Filestore: Improvements to the upload system - in paticular fixes to handle the fact that MSIE uses some very strange mimetype declarations on file upload (image/x-png and image/pjpeg in place of image/png and image/jpeg, for example) and the ability to set icons manually (as they can't generate for Really Big images).
PHP code quality: I've turned on E_NOTICE and E_STRICT error levels on several sites using this codebase, which means I've had a fairly major task of updating code to the strict PHP5 way of doing things, and made sure all variables are pre-declared. A long task, but it should cut down on future debugging. (there are probably a few stray notices floating around this site - do let me know!)

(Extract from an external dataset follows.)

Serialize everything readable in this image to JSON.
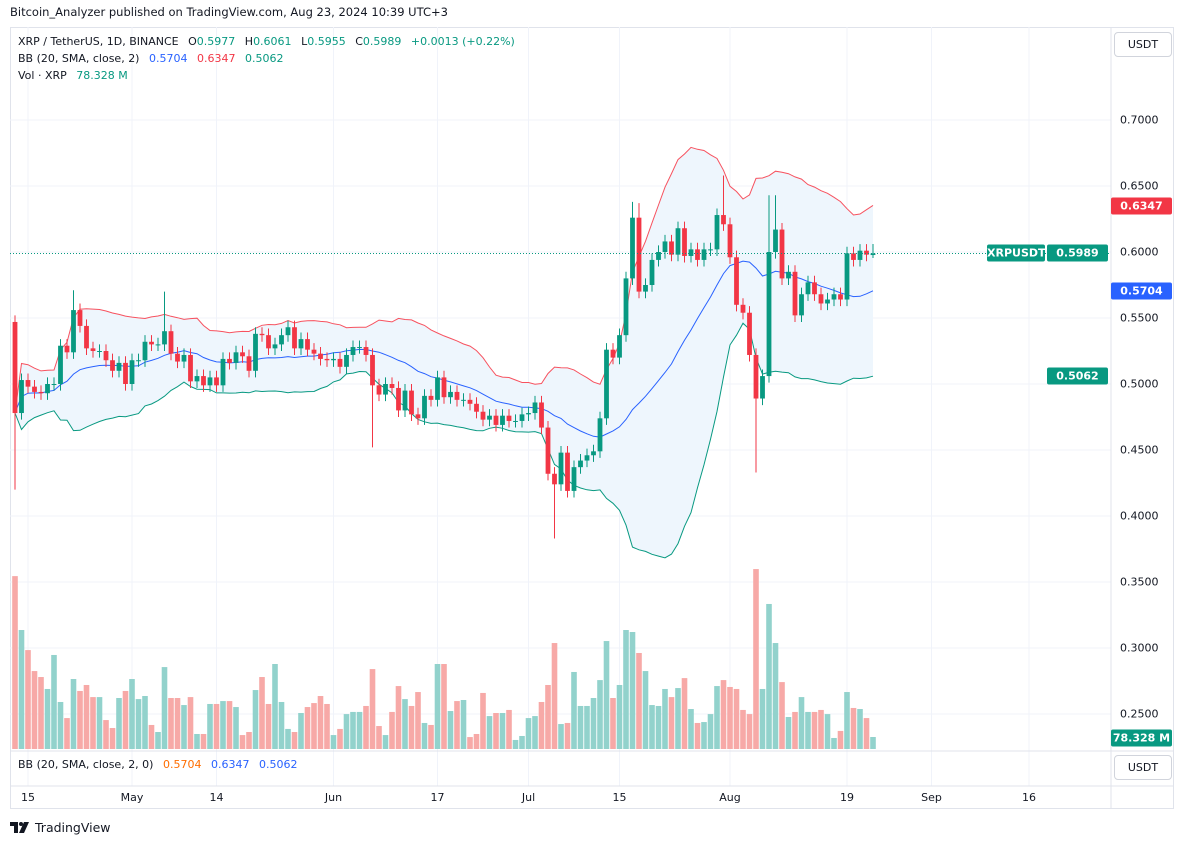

AJAX: Many ajax tutorials advise you to use text rather than XML as your ajax page format, but also advise that you use the line
http_request.overrideMimeType('text/xml');to force the behaviour of your XMLHttpRequest object
These errors can be pretty tricky to debug, particularly when they appear as JS errors...
XSS: Nasty stuff. Cross-site scripting occurs when you accidentally let a user manipulate the content of your website, either by submitted content or URL manipulation. This codebase caught most of those tricks, but at a recent talk by Rasmus Lerdorf at PHP London I discovered one that I'd completely missed: PHP_SELF. Needless to say I've done quite a few bugfixes on that one now!
MySociety: I've recently joined the MySociety group (http://www.mysociety.org/), and submitted a few code fragments - this is probably going to be a focus of my coding efforts from here, although I'll still be working on this site's codebase, particularly if there's user interest. For a start, there's a couple of external libraries that I can now jettison, due to PHP5 improvements.
I've also been to Linux World Expo, looked at picking up some LPI and MySQL certs, bought an iPod Nano (yes, they *do* scratch far too easily, Apple!) and started listening to Podcasts. Busy life.